More recently, researchers at Harvard and Stanford offered a possible explanation for why. Employees are using AI to create “workslop,” which the researchers define as “AI generated work content that masquerades as good work, but lacks the substance to meaningfully advance a given task.”…
AI developers have also been confronting a different challenge. OpenAI…Anthropic and others have for years bet on the so-called scaling laws…Over the past year, however, these developers have experienced diminishing returns…Some have also struggled to match their own hype. After months of touting GPT-5 as a significant leap, OpenAI’s release of its latest AI model in August was met with mixed reviews…

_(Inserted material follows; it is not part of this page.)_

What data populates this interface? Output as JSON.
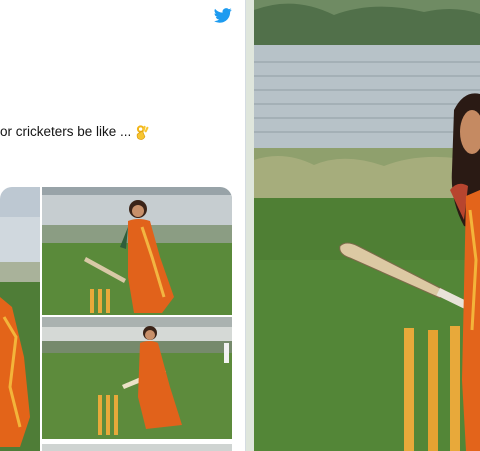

There’s also the risk that the AI industry’s vast data center buildout, entailing a huge increase in electricity consumption, will be held back by the realities of strained national power networks.
When you bring up concerns like this to an AI engineer, executive, or founder, they tend to just smile at you indulgently, secure in the knowledge that their invention is everything it’s cracked up to be, and that much better things are already in the pipeline.
But this doesn’t reassure me. Because when we look at the history of industrial bubbles, and of new technologies in general, it becomes clear that in order to cause a crash, AI doesn’t have to fail. It just has to mildly disappoint the most ardent optimists.
This is why I think an AI crash is more likely than a lot of people in the tech world — or the Trump administration — realize.